We show that for all $\varepsilon>0$, for sufficiently large prime power $q\in\mathbb{N}$, for all $\delta>0$, it is NP-hard to distinguish whether a $2$-Prover-$1$-Round projection game with alphabet size $q$ has value at least $1-\delta$, or value at most $1/q^{1-\varepsilon}$. This establishes a nearly optimal alphabet-to-soundness tradeoff for $2$-query PCPs with alphabet size $q$, improving upon a result of Chan [Cha16]. Our result has the following implications:

1. Near optimal hardness for Quadratic Programming: it is NP-hard to approximate the value of a given Boolean Quadratic Program within factor $(\log n)^{1 - o(1)}$ under quasi-polynomial time reductions. This result improves a result of Khot and Safra [KS13] and nearly matches the performance of the best known approximation algorithm [Meg01, NRT99, CW04] that achieves a factor of $O(\log n)$.

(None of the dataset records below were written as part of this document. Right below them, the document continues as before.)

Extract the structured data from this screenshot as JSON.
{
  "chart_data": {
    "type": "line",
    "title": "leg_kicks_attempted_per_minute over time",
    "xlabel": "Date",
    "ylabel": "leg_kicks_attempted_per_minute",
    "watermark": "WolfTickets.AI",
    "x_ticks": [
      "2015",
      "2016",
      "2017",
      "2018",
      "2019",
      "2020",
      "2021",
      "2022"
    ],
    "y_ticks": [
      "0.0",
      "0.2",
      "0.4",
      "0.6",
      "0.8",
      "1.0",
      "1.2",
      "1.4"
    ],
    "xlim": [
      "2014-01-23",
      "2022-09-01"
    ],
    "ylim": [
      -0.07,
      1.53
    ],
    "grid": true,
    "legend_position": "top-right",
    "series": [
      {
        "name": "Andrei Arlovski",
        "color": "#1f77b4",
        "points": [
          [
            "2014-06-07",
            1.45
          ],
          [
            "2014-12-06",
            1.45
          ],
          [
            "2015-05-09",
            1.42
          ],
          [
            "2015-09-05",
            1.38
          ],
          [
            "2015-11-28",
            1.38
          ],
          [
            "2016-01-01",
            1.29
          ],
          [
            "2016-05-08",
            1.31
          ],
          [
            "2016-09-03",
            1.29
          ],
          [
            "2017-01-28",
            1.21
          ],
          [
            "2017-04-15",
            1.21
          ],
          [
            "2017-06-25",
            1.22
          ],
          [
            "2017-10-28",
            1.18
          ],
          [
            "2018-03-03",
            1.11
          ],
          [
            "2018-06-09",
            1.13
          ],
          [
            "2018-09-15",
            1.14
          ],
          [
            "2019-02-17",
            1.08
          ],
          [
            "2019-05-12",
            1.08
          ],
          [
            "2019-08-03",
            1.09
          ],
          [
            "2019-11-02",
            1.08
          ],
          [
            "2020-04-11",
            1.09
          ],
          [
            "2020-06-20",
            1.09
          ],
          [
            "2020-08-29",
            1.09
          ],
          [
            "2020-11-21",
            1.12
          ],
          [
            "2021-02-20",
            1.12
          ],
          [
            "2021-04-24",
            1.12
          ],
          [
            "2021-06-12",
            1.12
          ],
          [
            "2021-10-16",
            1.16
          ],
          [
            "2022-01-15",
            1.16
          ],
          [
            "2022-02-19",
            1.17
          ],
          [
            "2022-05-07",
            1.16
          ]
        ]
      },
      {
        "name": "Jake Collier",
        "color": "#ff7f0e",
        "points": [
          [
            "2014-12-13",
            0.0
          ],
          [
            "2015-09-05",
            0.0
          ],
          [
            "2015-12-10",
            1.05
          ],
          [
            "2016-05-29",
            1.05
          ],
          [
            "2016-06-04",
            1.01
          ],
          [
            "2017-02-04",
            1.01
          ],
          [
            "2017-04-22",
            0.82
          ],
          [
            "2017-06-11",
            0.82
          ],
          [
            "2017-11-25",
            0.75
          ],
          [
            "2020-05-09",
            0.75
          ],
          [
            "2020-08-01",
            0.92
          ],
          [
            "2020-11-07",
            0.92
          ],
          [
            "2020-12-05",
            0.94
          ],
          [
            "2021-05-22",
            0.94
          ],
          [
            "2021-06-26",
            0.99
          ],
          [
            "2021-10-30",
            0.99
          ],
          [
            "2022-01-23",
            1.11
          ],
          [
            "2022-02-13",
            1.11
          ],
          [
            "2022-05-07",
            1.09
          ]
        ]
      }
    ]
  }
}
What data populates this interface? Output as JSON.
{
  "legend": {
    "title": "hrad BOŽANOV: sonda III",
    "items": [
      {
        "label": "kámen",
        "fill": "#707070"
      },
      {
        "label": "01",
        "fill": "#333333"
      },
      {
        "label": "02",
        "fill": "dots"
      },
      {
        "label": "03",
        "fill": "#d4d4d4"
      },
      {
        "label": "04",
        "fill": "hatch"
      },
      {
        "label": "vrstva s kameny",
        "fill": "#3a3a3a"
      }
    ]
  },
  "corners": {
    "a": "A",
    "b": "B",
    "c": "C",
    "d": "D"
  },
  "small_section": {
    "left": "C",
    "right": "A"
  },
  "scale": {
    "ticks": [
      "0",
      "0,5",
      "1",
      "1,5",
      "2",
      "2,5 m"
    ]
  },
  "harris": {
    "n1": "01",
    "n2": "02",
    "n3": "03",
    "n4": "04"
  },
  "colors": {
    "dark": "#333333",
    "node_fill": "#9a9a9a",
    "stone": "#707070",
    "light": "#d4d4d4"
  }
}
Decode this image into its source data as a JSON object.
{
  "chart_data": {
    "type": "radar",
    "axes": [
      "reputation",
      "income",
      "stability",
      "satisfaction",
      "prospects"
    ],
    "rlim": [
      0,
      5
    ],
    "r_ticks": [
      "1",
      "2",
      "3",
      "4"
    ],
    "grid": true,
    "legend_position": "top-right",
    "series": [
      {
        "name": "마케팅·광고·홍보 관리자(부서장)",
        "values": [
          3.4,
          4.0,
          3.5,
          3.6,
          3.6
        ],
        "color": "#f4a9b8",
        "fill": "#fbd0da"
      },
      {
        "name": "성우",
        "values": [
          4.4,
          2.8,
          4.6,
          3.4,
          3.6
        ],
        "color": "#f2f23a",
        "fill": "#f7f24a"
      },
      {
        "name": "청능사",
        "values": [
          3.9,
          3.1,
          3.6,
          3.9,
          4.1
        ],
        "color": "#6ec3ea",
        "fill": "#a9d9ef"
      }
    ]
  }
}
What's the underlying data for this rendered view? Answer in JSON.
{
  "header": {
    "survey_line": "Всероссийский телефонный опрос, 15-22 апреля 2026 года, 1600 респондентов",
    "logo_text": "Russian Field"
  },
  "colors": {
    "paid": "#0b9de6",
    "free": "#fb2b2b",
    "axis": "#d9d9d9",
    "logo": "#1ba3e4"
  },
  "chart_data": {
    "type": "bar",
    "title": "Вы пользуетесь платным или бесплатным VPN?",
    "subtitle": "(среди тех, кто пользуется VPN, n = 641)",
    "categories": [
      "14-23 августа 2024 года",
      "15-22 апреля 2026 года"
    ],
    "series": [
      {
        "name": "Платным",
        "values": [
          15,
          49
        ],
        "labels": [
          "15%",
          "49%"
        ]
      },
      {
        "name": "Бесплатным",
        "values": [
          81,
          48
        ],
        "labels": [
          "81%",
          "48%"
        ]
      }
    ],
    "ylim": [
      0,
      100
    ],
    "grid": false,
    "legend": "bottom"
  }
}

2. Bounded degree $2$-CSP's: under randomized reductions, for sufficiently large $d>0$, it is NP-hard to approximate the value of $2$-CSPs in which each variable appears in at most $d$ constraints within factor $(1-o(1))\frac{d}{2}$, improving upon a recent result of Lee and Manurangsi [LM23].

3. Improved hardness results for connectivity problems: using results of Laekhanukit [Lae14] and Manurangsi [Man19], we deduce improved hardness results for the Rooted $k$-Connectivity Problem, the Vertex-Connectivity Survivable Network Design Problem and the Vertex-Connectivity $k$-Route Cut Problem.